The living room was cramped, and the only place to sit was a stained sofa. Tejada took the seat, although it had not been offered. He looked up at Catalina Romero, pointedly ignoring her husband. “Your mother and her husband are not close then?”
“Close?” Catalina laughed bitterly. “He took off when I was three. She didn’t hear from him again until the Republic was declared. He wanted a divorce, now that one was legal.”
“Did she grant one?”
“Of course not!”
Tejada considered a tactful way of asking why Catalina’s mother had not accommodated her husband. After a moment’s thought he gave it up as impossible. “Why? Do you think she still had feelings for him?”
Catalina drew herself up and sniffed. Had Tejada known María José, he would have recognized the sniff. “My parents were married in a church, Señor Guardia. My mother is a Christian woman.”
“It must have been very difficult for her when you were young,” Tejada suggested.
Catalina frowned at him, suspicious. Members of the Guardia had come to question her about her father in the past. None of them had ever shown the slightest concern for her mother, except as a possible link to Luis Romero. “She managed fine.”
Tejada said nothing for a long minute. The radio played an incongruous bolero in the background. “It must have been difficult for her to find work. Did her employer know that she was married? And had a child?”
“Of course.” Catalina’s suspicion was giving way to puzzlement. “I lived with my mother, growing up. How could she not have known?”

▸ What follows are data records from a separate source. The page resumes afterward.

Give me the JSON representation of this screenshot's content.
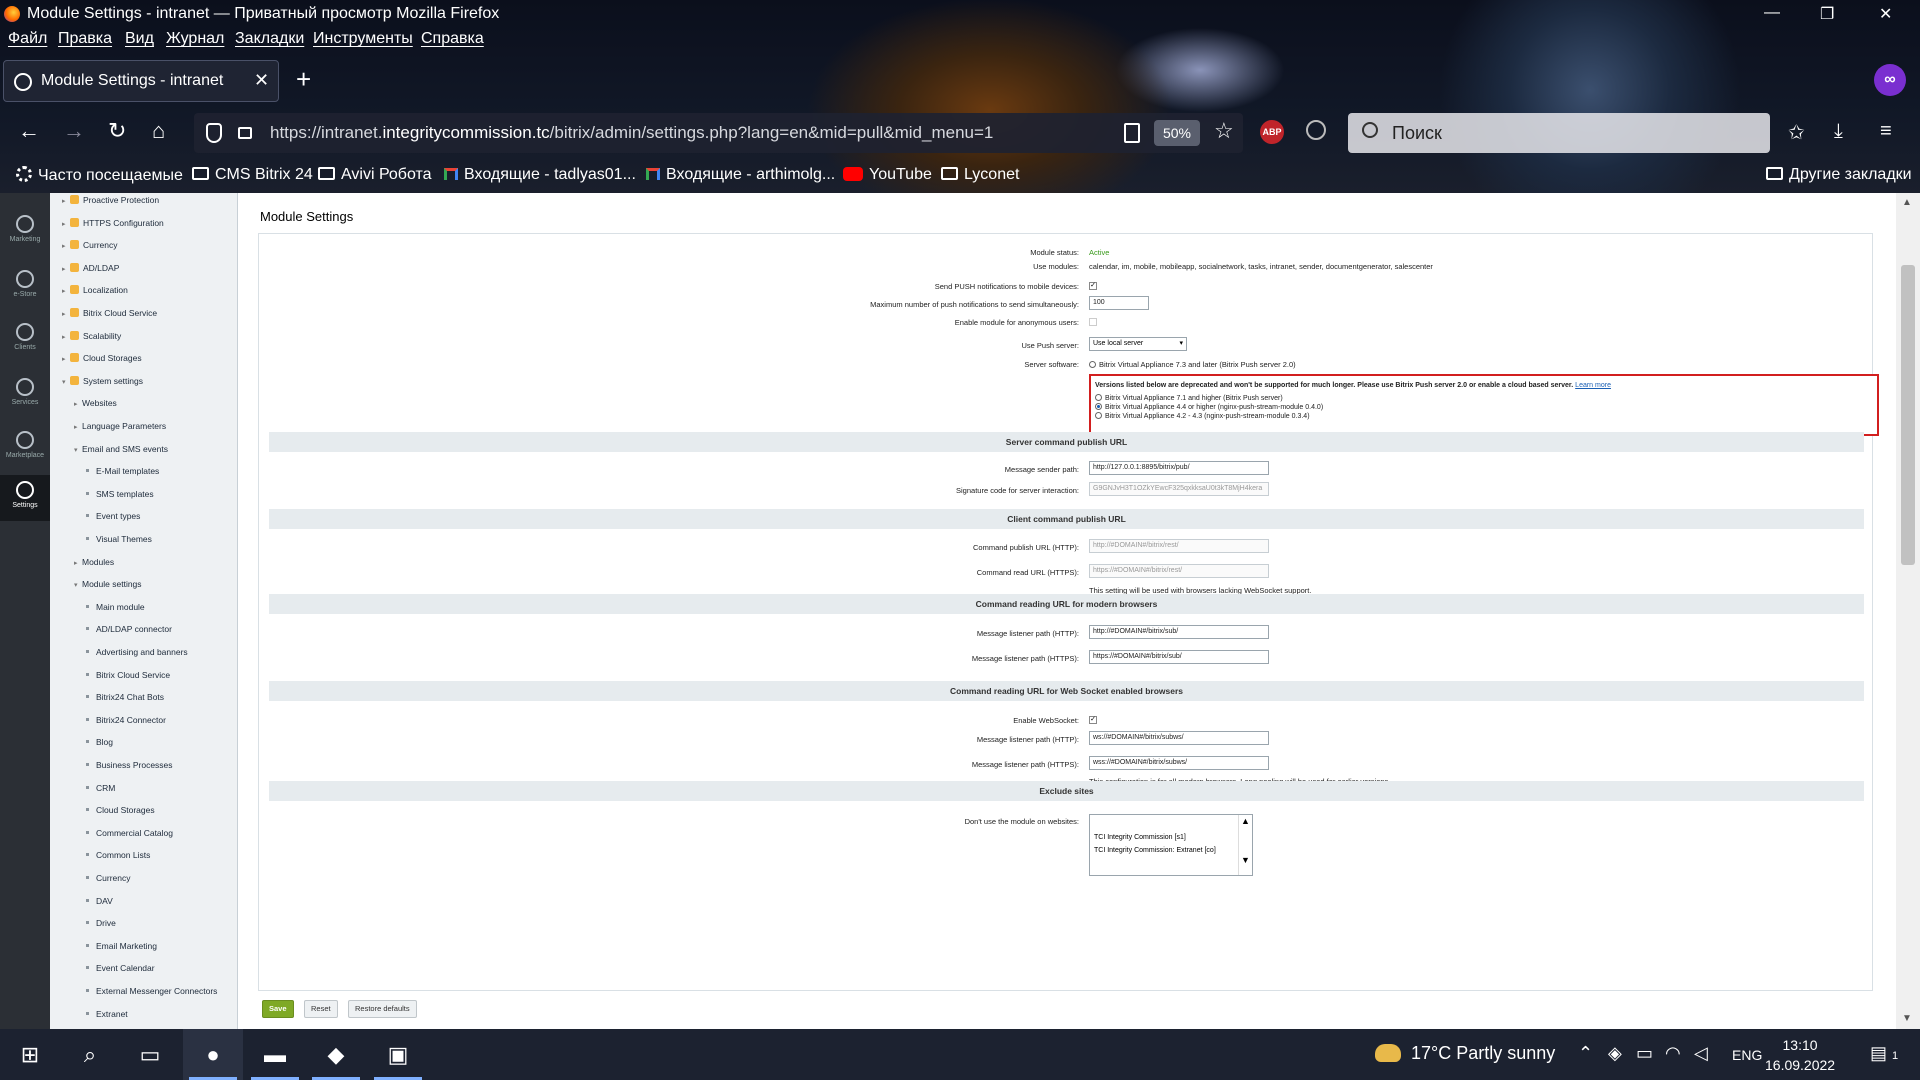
{
  "window": {
    "title": "Module Settings - intranet — Приватный просмотр Mozilla Firefox",
    "controls": {
      "minimize": "—",
      "maximize": "❐",
      "close": "✕"
    }
  },
  "menu": [
    "Файл",
    "Правка",
    "Вид",
    "Журнал",
    "Закладки",
    "Инструменты",
    "Справка"
  ],
  "tab": {
    "title": "Module Settings - intranet",
    "close": "✕",
    "new": "+"
  },
  "nav": {
    "back": "←",
    "forward": "→",
    "reload": "↻",
    "home": "⌂"
  },
  "urlbar": {
    "prefix": "https://intranet.",
    "domain": "integritycommission.tc",
    "path": "/bitrix/admin/settings.php?lang=en&mid=pull&mid_menu=1",
    "zoom": "50%",
    "star": "☆"
  },
  "extensions": {
    "abp": "ABP",
    "mask": "∞"
  },
  "search": {
    "placeholder": "Поиск"
  },
  "toolbar_right": {
    "pocket": "✩",
    "downloads": "⤓",
    "menu": "≡"
  },
  "bookmarks": [
    "Часто посещаемые",
    "CMS Bitrix 24",
    "Avivi Робота",
    "Входящие - tadlyas01...",
    "Входящие - arthimolg...",
    "YouTube",
    "Lyconet"
  ],
  "bookmarks_other": "Другие закладки",
  "leftbar": [
    {
      "label": "Marketing"
    },
    {
      "label": "e-Store"
    },
    {
      "label": "Clients"
    },
    {
      "label": "Services"
    },
    {
      "label": "Marketplace"
    },
    {
      "label": "Settings"
    }
  ],
  "tree": [
    {
      "label": "Proactive Protection",
      "lvl": 0
    },
    {
      "label": "HTTPS Configuration",
      "lvl": 0
    },
    {
      "label": "Currency",
      "lvl": 0
    },
    {
      "label": "AD/LDAP",
      "lvl": 0
    },
    {
      "label": "Localization",
      "lvl": 0
    },
    {
      "label": "Bitrix Cloud Service",
      "lvl": 0
    },
    {
      "label": "Scalability",
      "lvl": 0
    },
    {
      "label": "Cloud Storages",
      "lvl": 0
    },
    {
      "label": "System settings",
      "lvl": 0,
      "open": true
    },
    {
      "label": "Websites",
      "lvl": 1
    },
    {
      "label": "Language Parameters",
      "lvl": 1
    },
    {
      "label": "Email and SMS events",
      "lvl": 1,
      "open": true
    },
    {
      "label": "E-Mail templates",
      "lvl": 2
    },
    {
      "label": "SMS templates",
      "lvl": 2
    },
    {
      "label": "Event types",
      "lvl": 2
    },
    {
      "label": "Visual Themes",
      "lvl": 2
    },
    {
      "label": "Modules",
      "lvl": 1,
      "leaf": true
    },
    {
      "label": "Module settings",
      "lvl": 1,
      "open": true
    },
    {
      "label": "Main module",
      "lvl": 2
    },
    {
      "label": "AD/LDAP connector",
      "lvl": 2
    },
    {
      "label": "Advertising and banners",
      "lvl": 2
    },
    {
      "label": "Bitrix Cloud Service",
      "lvl": 2
    },
    {
      "label": "Bitrix24 Chat Bots",
      "lvl": 2
    },
    {
      "label": "Bitrix24 Connector",
      "lvl": 2
    },
    {
      "label": "Blog",
      "lvl": 2
    },
    {
      "label": "Business Processes",
      "lvl": 2
    },
    {
      "label": "CRM",
      "lvl": 2
    },
    {
      "label": "Cloud Storages",
      "lvl": 2
    },
    {
      "label": "Commercial Catalog",
      "lvl": 2
    },
    {
      "label": "Common Lists",
      "lvl": 2
    },
    {
      "label": "Currency",
      "lvl": 2
    },
    {
      "label": "DAV",
      "lvl": 2
    },
    {
      "label": "Drive",
      "lvl": 2
    },
    {
      "label": "Email Marketing",
      "lvl": 2
    },
    {
      "label": "Event Calendar",
      "lvl": 2
    },
    {
      "label": "External Messenger Connectors",
      "lvl": 2
    },
    {
      "label": "Extranet",
      "lvl": 2
    }
  ],
  "page": {
    "title": "Module Settings"
  },
  "form": {
    "status_label": "Module status:",
    "status_value": "Active",
    "uses_label": "Use modules:",
    "uses_value": "calendar, im, mobile, mobileapp, socialnetwork, tasks, intranet, sender, documentgenerator, salescenter",
    "push_label": "Send PUSH notifications to mobile devices:",
    "push_checked": "✓",
    "max_label": "Maximum number of push notifications to send simultaneously:",
    "max_value": "100",
    "anon_label": "Enable module for anonymous users:",
    "server_label": "Use Push server:",
    "server_value": "Use local server",
    "software_label": "Server software:",
    "software_opt1": "Bitrix Virtual Appliance 7.3 and later (Bitrix Push server 2.0)",
    "warn_text": "Versions listed below are deprecated and won't be supported for much longer. Please use Bitrix Push server 2.0 or enable a cloud based server.",
    "warn_link": "Learn more",
    "warn_opts": [
      "Bitrix Virtual Appliance 7.1 and higher (Bitrix Push server)",
      "Bitrix Virtual Appliance 4.4 or higher (nginx-push-stream-module 0.4.0)",
      "Bitrix Virtual Appliance 4.2 - 4.3 (nginx-push-stream-module 0.3.4)"
    ],
    "sec1": "Server command publish URL",
    "sender_label": "Message sender path:",
    "sender_value": "http://127.0.0.1:8895/bitrix/pub/",
    "sig_label": "Signature code for server interaction:",
    "sig_value": "G9GNJvH3T1OZkYEwcF325qxkksaU0t3kT8MjH4kera",
    "sec2": "Client command publish URL",
    "cp_http_label": "Command publish URL (HTTP):",
    "cp_http_value": "http://#DOMAIN#/bitrix/rest/",
    "cr_https_label": "Command read URL (HTTPS):",
    "cr_https_value": "https://#DOMAIN#/bitrix/rest/",
    "ws_note": "This setting will be used with browsers lacking WebSocket support.",
    "sec3": "Command reading URL for modern browsers",
    "ml_http_label": "Message listener path (HTTP):",
    "ml_http_value": "http://#DOMAIN#/bitrix/sub/",
    "ml_https_label": "Message listener path (HTTPS):",
    "ml_https_value": "https://#DOMAIN#/bitrix/sub/",
    "sec4": "Command reading URL for Web Socket enabled browsers",
    "ews_label": "Enable WebSocket:",
    "ews_checked": "✓",
    "wl_http_label": "Message listener path (HTTP):",
    "wl_http_value": "ws://#DOMAIN#/bitrix/subws/",
    "wl_https_label": "Message listener path (HTTPS):",
    "wl_https_value": "wss://#DOMAIN#/bitrix/subws/",
    "modern_note": "This configuration is for all modern browsers. Long pooling will be used for earlier versions.",
    "sec5": "Exclude sites",
    "exclude_label": "Don't use the module on websites:",
    "sites": [
      "TCI Integrity Commission [s1]",
      "TCI Integrity Commission: Extranet [co]"
    ]
  },
  "buttons": {
    "save": "Save",
    "reset": "Reset",
    "restore": "Restore defaults"
  },
  "taskbar": {
    "weather": "17°C  Partly sunny",
    "lang": "ENG",
    "time": "13:10",
    "date": "16.09.2022",
    "notif": "1"
  }
}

“Doña Rosalia had no objection?” As he spoke, Tejada realized that he must have visited the Ordoñez house as a child when Catalina Romero had lived there. She was only a few years older than he. He tried to remember her as a girl, but he could not picture any faces from Doña Rosalia’s household. The only childhood memories he had were of furniture at eye level and sad-eyed daguerreotypes that he had secretly found frightening.
“You know about Doña Rosalia?”
“I’m investigating her death.”
Catalina laughed briefly. “Did Mother tell you that my father had something to do with it?”

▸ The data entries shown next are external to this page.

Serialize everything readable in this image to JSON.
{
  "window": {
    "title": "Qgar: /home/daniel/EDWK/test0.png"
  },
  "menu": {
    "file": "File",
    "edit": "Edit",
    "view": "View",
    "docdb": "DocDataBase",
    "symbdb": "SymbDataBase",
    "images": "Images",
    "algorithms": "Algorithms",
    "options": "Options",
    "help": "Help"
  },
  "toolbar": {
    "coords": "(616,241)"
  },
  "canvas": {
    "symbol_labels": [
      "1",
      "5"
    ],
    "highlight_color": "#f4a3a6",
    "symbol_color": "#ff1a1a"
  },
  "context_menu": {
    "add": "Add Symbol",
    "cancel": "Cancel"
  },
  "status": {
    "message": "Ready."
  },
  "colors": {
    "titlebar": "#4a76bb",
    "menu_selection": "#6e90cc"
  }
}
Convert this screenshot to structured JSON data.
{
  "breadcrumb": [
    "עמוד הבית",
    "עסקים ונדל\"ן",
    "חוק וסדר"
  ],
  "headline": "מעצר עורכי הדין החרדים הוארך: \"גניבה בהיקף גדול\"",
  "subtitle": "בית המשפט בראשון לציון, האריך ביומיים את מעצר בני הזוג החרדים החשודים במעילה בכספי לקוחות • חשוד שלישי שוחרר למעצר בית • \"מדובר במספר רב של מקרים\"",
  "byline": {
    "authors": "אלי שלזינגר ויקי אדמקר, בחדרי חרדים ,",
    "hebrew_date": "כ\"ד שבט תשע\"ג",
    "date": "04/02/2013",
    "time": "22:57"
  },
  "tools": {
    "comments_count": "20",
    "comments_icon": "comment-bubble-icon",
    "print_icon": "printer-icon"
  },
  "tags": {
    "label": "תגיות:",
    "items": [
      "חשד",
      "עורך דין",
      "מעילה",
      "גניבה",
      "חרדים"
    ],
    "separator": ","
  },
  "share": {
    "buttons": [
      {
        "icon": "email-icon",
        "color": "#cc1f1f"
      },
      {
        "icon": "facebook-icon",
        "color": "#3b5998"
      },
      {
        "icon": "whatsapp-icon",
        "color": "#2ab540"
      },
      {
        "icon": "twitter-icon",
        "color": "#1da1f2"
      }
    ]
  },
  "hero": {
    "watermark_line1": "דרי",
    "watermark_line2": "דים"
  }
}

Tejada, who had by now mentally written off the visit as a waste of time, suddenly focused on Catalina intently. “No. What makes you say that?”
“Because she wouldn’t put anything past him,” Catalina said dryly. “She’s said for years the Reds weren’t to be trusted because of what he did to her. She’s right enough about that, but I don’t think my father would ever come back to Granada. He’s had more than enough of us.” Her lip curled. “He hasn’t even bothered to write since before the war.”
Tejada opened his mouth to say Luis Romero had been in prison for over five years and then closed it again, uncertain if telling Romero’s daughter that would be kindness or cruelty. “Thank you for your time,” he said instead.